Ten years ago I qualified as a solicitor. Ten years later the scene for potential would be lawyers is much changed and changing.

For one thing, it’s not even called a training contract anymore. Since 1 July 2014, the correct term is a ‘Period of Recognised Training’ which was introduced by the SRA’s Training Regulations 2014. In April 2015, the Law Gazette reported on its first champion of the new scheme, with 28 further applications at that time.

Secondly there is no longer the guaranteed minimum level of pay, which was abolished as of 1 August 2014 (previously £18,590 in central London and £16,650 elsewhere).

I have recently become involved on the other side of the table, interviewing for trainees. There is a marked difference in applicants who come through our door. Every one of whom have had years of paralegal experience, a plethora of extra-curricular activities (including saving the world), and a burning determination to qualify. To be fair I am not sure if I was applying for a training contract today that I would succeed amongst the wealth of talent flocking to the law.

But time and time again, the message we hear loud and clear is that there are too many wannabe lawyers and not enough positions for them.

Figures from the SRA show that 5,097 training contracts were registered between 1 July 2013 and 30 June 2014, compared to 5,302 in 2012-2013. The law gazette reported that the number of LPC students was eclipsing trainees by nearly 1000.

With the cost of the LPC at nearly £15,000 for a full time course in London, many graduates are forced to study it part time whilst working as a paralegal and this has reflected in the average age of trainee applicants being higher than in my time.

Even after you get through the doors though, there is no happy ending. Many of my peers no longer practise in law, the ones who remain wish they had the courage to get out and do something else. Satisfaction amongst lawyers is at an all-time low. This was one of the areas that our Innovation in Law report looked at. The stats do not make for happy reading:

  • 69% of legal professionals would not recommend the profession.
  • 57% of legal professionals are not hopeful for the future of the profession.
  • Although 55% of legal professionals intend to carry on.
  • According to Reed, lawyers are not even in the top ten paying sectors anymore.

So why did I and why do I still want to be a ‘lawyer’? From a young age I understood that an education was the key to social mobility and a better life. My parents were immigrants who never had the opportunities that I did. Law was a well-respected career and a solid degree to have under my belt. I did not start off with the burning passion to get into law like many of the applicants I have interviewed.

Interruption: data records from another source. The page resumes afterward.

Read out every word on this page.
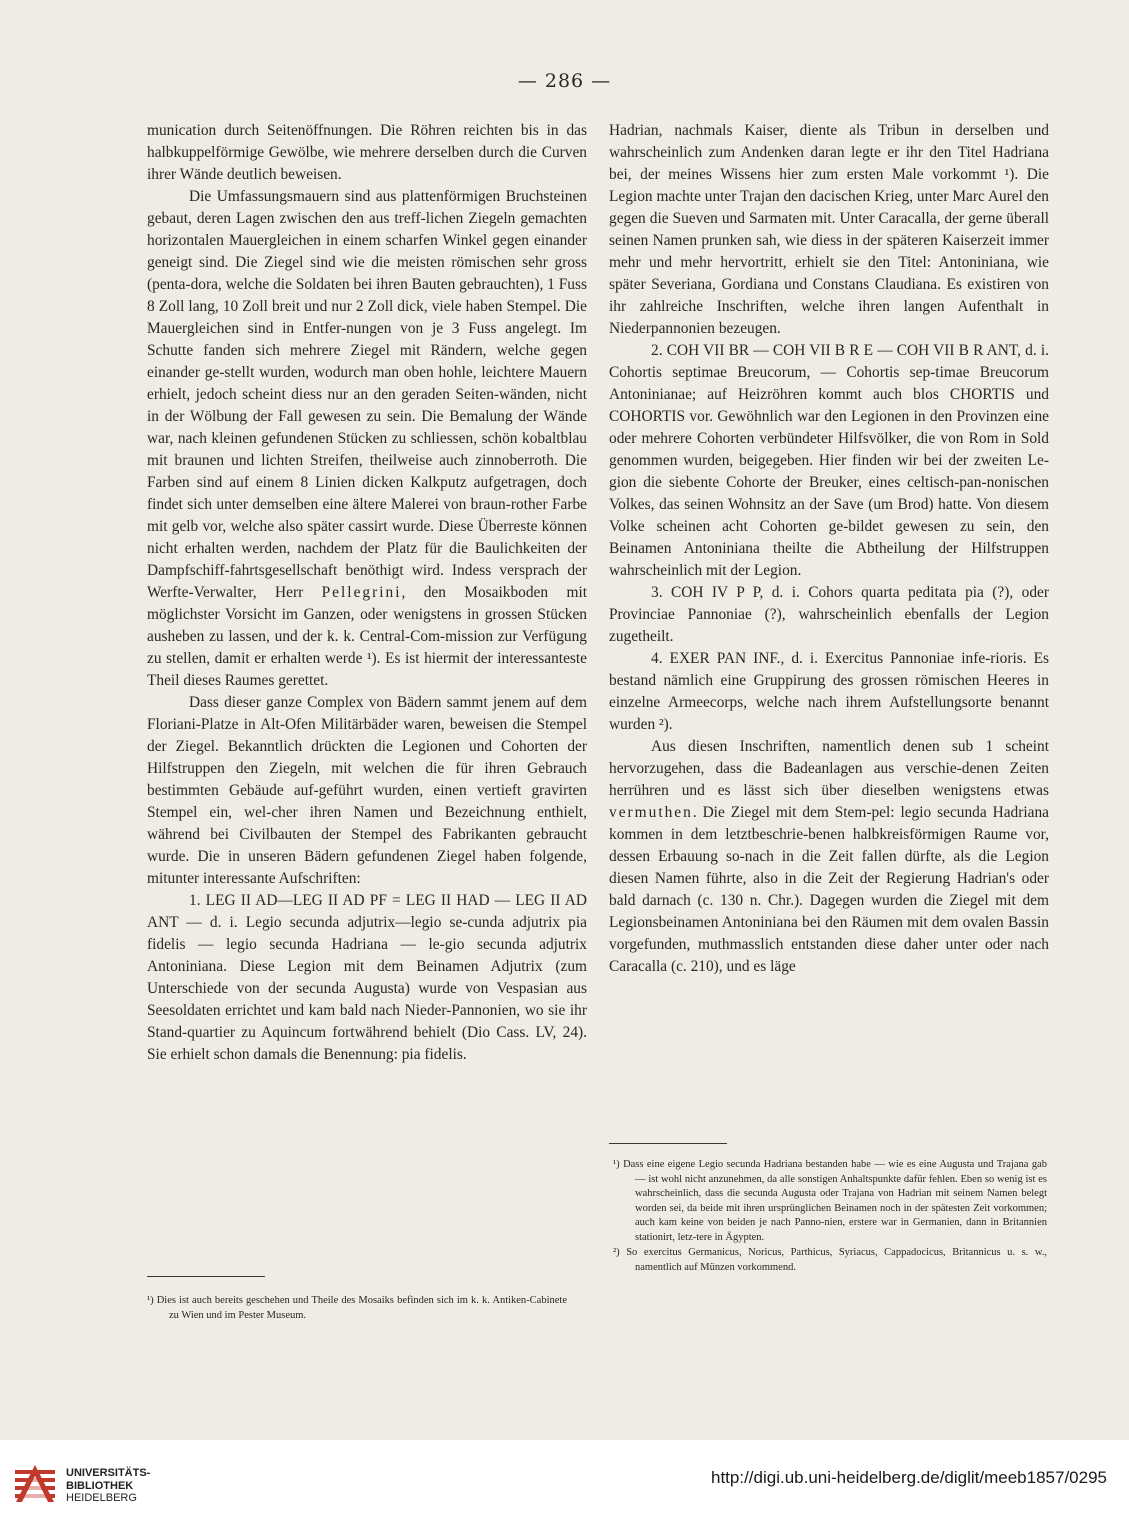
— 286 —

munication durch Seitenöffnungen. Die Röhren reichten bis in das halbkuppelförmige Gewölbe, wie mehrere derselben durch die Curven ihrer Wände deutlich beweisen.

Die Umfassungsmauern sind aus plattenförmigen Bruchsteinen gebaut, deren Lagen zwischen den aus treff-lichen Ziegeln gemachten horizontalen Mauergleichen in einem scharfen Winkel gegen einander geneigt sind. Die Ziegel sind wie die meisten römischen sehr gross (penta-dora, welche die Soldaten bei ihren Bauten gebrauchten), 1 Fuss 8 Zoll lang, 10 Zoll breit und nur 2 Zoll dick, viele haben Stempel. Die Mauergleichen sind in Entfer-nungen von je 3 Fuss angelegt. Im Schutte fanden sich mehrere Ziegel mit Rändern, welche gegen einander ge-stellt wurden, wodurch man oben hohle, leichtere Mauern erhielt, jedoch scheint diess nur an den geraden Seiten-wänden, nicht in der Wölbung der Fall gewesen zu sein. Die Bemalung der Wände war, nach kleinen gefundenen Stücken zu schliessen, schön kobaltblau mit braunen und lichten Streifen, theilweise auch zinnoberroth. Die Farben sind auf einem 8 Linien dicken Kalkputz aufgetragen, doch findet sich unter demselben eine ältere Malerei von braun-rother Farbe mit gelb vor, welche also später cassirt wurde. Diese Überreste können nicht erhalten werden, nachdem der Platz für die Baulichkeiten der Dampfschiff-fahrtsgesellschaft benöthigt wird. Indess versprach der Werfte-Verwalter, Herr Pellegrini, den Mosaikboden mit möglichster Vorsicht im Ganzen, oder wenigstens in grossen Stücken ausheben zu lassen, und der k. k. Central-Com-mission zur Verfügung zu stellen, damit er erhalten werde ¹). Es ist hiermit der interessanteste Theil dieses Raumes gerettet.

Dass dieser ganze Complex von Bädern sammt jenem auf dem Floriani-Platze in Alt-Ofen Militärbäder waren, beweisen die Stempel der Ziegel. Bekanntlich drückten die Legionen und Cohorten der Hilfstruppen den Ziegeln, mit welchen die für ihren Gebrauch bestimmten Gebäude auf-geführt wurden, einen vertieft gravirten Stempel ein, wel-cher ihren Namen und Bezeichnung enthielt, während bei Civilbauten der Stempel des Fabrikanten gebraucht wurde. Die in unseren Bädern gefundenen Ziegel haben folgende, mitunter interessante Aufschriften:

1. LEG II AD—LEG II AD PF = LEG II HAD — LEG II AD ANT — d. i. Legio secunda adjutrix—legio se-cunda adjutrix pia fidelis — legio secunda Hadriana — le-gio secunda adjutrix Antoniniana. Diese Legion mit dem Beinamen Adjutrix (zum Unterschiede von der secunda Augusta) wurde von Vespasian aus Seesoldaten errichtet und kam bald nach Nieder-Pannonien, wo sie ihr Stand-quartier zu Aquincum fortwährend behielt (Dio Cass. LV, 24). Sie erhielt schon damals die Benennung: pia fidelis.

¹) Dies ist auch bereits geschehen und Theile des Mosaiks befinden sich im k. k. Antiken-Cabinete zu Wien und im Pester Museum.

Hadrian, nachmals Kaiser, diente als Tribun in derselben und wahrscheinlich zum Andenken daran legte er ihr den Titel Hadriana bei, der meines Wissens hier zum ersten Male vorkommt ¹). Die Legion machte unter Trajan den dacischen Krieg, unter Marc Aurel den gegen die Sueven und Sarmaten mit. Unter Caracalla, der gerne überall seinen Namen prunken sah, wie diess in der späteren Kaiserzeit immer mehr und mehr hervortritt, erhielt sie den Titel: Antoniniana, wie später Severiana, Gordiana und Constans Claudiana. Es existiren von ihr zahlreiche Inschriften, welche ihren langen Aufenthalt in Niederpannonien bezeugen.

2. COH VII BR — COH VII B R E — COH VII B R ANT, d. i. Cohortis septimae Breucorum, — Cohortis sep-timae Breucorum Antoninianae; auf Heizröhren kommt auch blos CHORTIS und COHORTIS vor. Gewöhnlich war den Legionen in den Provinzen eine oder mehrere Cohorten verbündeter Hilfsvölker, die von Rom in Sold genommen wurden, beigegeben. Hier finden wir bei der zweiten Le-gion die siebente Cohorte der Breuker, eines celtisch-pan-nonischen Volkes, das seinen Wohnsitz an der Save (um Brod) hatte. Von diesem Volke scheinen acht Cohorten ge-bildet gewesen zu sein, den Beinamen Antoniniana theilte die Abtheilung der Hilfstruppen wahrscheinlich mit der Legion.

3. COH IV P P, d. i. Cohors quarta peditata pia (?), oder Provinciae Pannoniae (?), wahrscheinlich ebenfalls der Legion zugetheilt.

4. EXER PAN INF., d. i. Exercitus Pannoniae infe-rioris. Es bestand nämlich eine Gruppirung des grossen römischen Heeres in einzelne Armeecorps, welche nach ihrem Aufstellungsorte benannt wurden ²).

Aus diesen Inschriften, namentlich denen sub 1 scheint hervorzugehen, dass die Badeanlagen aus verschie-denen Zeiten herrühren und es lässt sich über dieselben wenigstens etwas vermuthen. Die Ziegel mit dem Stem-pel: legio secunda Hadriana kommen in dem letztbeschrie-benen halbkreisförmigen Raume vor, dessen Erbauung so-nach in die Zeit fallen dürfte, als die Legion diesen Namen führte, also in die Zeit der Regierung Hadrian's oder bald darnach (c. 130 n. Chr.). Dagegen wurden die Ziegel mit dem Legionsbeinamen Antoniniana bei den Räumen mit dem ovalen Bassin vorgefunden, muthmasslich entstanden diese daher unter oder nach Caracalla (c. 210), und es läge

¹) Dass eine eigene Legio secunda Hadriana bestanden habe — wie es eine Augusta und Trajana gab — ist wohl nicht anzunehmen, da alle sonstigen Anhaltspunkte dafür fehlen. Eben so wenig ist es wahrscheinlich, dass die secunda Augusta oder Trajana von Hadrian mit seinem Namen belegt worden sei, da beide mit ihren ursprünglichen Beinamen noch in der spätesten Zeit vorkommen; auch kam keine von beiden je nach Panno-nien, erstere war in Germanien, dann in Britannien stationirt, letz-tere in Ägypten.

²) So exercitus Germanicus, Noricus, Parthicus, Syriacus, Cappadocicus, Britannicus u. s. w., namentlich auf Münzen vorkommend.

UNIVERSITÄTS-
BIBLIOTHEK
HEIDELBERG
http://digi.ub.uni-heidelberg.de/diglit/meeb1857/0295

But law has grown on me in a pleasantly unexpected way, much like motherhood. The years have not dulled the satisfaction you get when you achieve a result for your client, which I have learnt is not always synonymous with a win or a loss. The relationships you build with clients and colleagues, the respect you gain as a professional, the shared comradery in the legal world. The law is ever changing and being a part of that is very humbling. My days are rewarding and challenging, and I continue to learn and develop as a lawyer and a person. But above all it’s the ability to use the law to help those in need, to right a wrong and restore faith in the law. Justice is still a valued commodity amongst lawyers, and especially at our firm which upholds it with integrity and social conscience.

In my 10 years of practise I have seen the erosion of access to justice what with Jackson, LASPO, and the ever increasing court fees. It is becoming more difficult to do my job and help those in real need of legal assistance. Firms are closing, merging, being bought out and we all need to adapt in this climate to survive.

I hope that in years to come, when I look around, I can still see fresh and ambitious individuals determined take up the mantle of the ‘lawyer’ undeterred by the pressures they face and will face in the coming years. And I hope that I will still be a lawyer in the next 10 years.